Despite a sour political climate, some U.S. scientists continue to be involved in efforts to restore Iran’s vanishing Lake Urmia.

Abraham Mirmalek

Pall hangs over U.S.-Iran science ties

WASHINGTON, D.C.—Rising tensions between the U.S. and Iranian governments have frozen most scientific contacts between the two nations, experts reported at a forum here last week.

Long at the vanguard of efforts to broker ties between Iranian and U.S. scientists, the U.S. National Academies of Sciences, Engineering, and Medicine (NAS) has mothballed its highly praised, 16-year-old engagement program, Glenn Schweitzer, director of NAS’s office for Central Europe and Eurasia, stated at a forum hosted by the Atlantic Council. That’s a huge blow to science diplomacy with Iran, as the academy’s program since its inception has accounted for more than half of all participants in U.S.-Iran science engagement activities—some 1500 scientists from 120 institutions—according to an NAS report released on Friday that summarizes the program’s activities from 2010 to 2016.

Iran and the United States do not have diplomatic relations, and as a result scientific ties have waxed and waned often in concert with the levels of hostility expressed by the two governments toward each other. Science engagement efforts were gaining momentum in 2015 and in early 2016, after the Iran nuclear deal was signed and came into effect. But President Donald Trump’s administration’s efforts this year to restrict travel from Iran and five other Muslim-majority nations prompted Iran to retaliate by tightening its visa policy for U.S. citizens. Also casting a pall is Iran’s imprisonment of several U.S. citizens, including Xiyue Wang, a Chinese-American graduate student in history at Princeton University sentenced in July by Iran’s judiciary to 10 years in jail over accusations of espionage.

Heightening the uncertainty, the Trump administration has consistently articulated its disdain for the nuclear deal; Trump and others have suggested that the U.S. government may declare Iran out of compliance with the nuclear deal at a 3-month review next month, despite assurances from other signatories and from the International Atomic Energy Agency that Iran is abiding by the deal’s terms. The prospect of the nuclear deal unraveling has further imperiled people-to-people ties between the United States and Iran, including science.

“Can these programs contribute to breaking the downward spiral? So far they haven’t. Let’s not fool ourselves,” says John Limbert, a professor of Middle Eastern studies at the U.S. Naval Academy in Annapolis and a veteran diplomat who was held captive at the U.S. Embassy in Tehran for 444 days, from 1979 to 1981. But he applauds Schweitzer and others for their efforts in science diplomacy with Iran. “It is profoundly in U.S. national interests to maintain, nurture, and expand people-to-people ties with Iran,” adds Barbara Slavin, director of the Atlantic Council’s Future of Iran Initiative.

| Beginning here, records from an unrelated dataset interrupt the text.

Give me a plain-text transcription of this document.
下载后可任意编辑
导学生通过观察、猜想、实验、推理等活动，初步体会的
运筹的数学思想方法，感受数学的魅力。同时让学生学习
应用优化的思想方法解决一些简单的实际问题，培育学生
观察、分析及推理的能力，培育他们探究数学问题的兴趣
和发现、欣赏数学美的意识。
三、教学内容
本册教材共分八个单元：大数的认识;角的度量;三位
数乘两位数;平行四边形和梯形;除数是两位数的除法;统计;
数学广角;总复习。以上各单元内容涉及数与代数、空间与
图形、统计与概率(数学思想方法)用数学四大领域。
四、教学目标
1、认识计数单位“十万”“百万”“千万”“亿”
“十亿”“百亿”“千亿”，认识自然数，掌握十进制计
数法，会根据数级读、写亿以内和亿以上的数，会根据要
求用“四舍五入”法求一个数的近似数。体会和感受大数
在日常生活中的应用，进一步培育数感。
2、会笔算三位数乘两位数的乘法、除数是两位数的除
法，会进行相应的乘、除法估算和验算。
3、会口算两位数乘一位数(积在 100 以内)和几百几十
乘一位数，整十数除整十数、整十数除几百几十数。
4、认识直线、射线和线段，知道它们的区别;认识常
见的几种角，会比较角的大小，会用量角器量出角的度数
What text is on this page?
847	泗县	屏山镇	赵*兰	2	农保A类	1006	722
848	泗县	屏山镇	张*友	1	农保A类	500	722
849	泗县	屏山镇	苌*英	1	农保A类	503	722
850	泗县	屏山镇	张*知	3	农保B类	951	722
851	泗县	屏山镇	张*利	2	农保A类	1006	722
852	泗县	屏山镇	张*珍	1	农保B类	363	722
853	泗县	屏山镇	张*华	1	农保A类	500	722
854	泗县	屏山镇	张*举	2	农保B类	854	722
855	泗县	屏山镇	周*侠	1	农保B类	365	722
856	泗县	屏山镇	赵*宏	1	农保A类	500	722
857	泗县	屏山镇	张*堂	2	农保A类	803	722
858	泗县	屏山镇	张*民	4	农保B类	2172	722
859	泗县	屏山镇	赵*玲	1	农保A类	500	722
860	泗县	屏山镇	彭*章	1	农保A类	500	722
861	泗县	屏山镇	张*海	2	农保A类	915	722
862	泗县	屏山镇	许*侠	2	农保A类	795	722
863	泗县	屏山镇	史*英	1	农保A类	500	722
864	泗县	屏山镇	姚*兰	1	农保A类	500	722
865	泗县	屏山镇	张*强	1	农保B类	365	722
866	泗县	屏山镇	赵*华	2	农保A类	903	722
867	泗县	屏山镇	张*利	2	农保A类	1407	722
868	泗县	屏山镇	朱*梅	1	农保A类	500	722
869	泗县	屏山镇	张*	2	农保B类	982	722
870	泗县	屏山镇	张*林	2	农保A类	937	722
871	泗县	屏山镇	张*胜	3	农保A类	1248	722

A few intrepid U.S. scientists are persevering. Iranian-American researchers have participated in recent expeditions to the Lut Desert, the hottest spot on the planet and home to a unique ecosystem that depends on dead migratory birds. And David Laylin, an independent U.S.-based ecologist who has worked on projects in Iran for decades, will spend 3 weeks there next month visiting sites designated for ecological restoration, including Lake Urmia, a saline water body in northwestern Iran that had lost about 90% of its maximum volume by 2014; the lake has recovered somewhat since then. Laylin, for one, is optimistic. “I am personally convinced U.S. scientists can visit Iran,” he says. However, he cautions, “If you don't know what you’re doing, you can get in a lot of trouble.”

Schweitzer is uncertain when NAS will be able to resume its engagement program with Iran. Funding has largely dried up, and the U.S. Department of the Treasury has tightened restrictions on licenses for U.S. scientists to bring equipment to Iran or even participate in conferences. “Looking to the future, we should get beyond the perennial problem of whether [the nuclear deal] will be sustained or not, and start focusing on what we can do to engage,” Schweitzer says. But the situation is more delicate than ever—for scientists in both countries. “We don’t want anyone going to jail because of us.”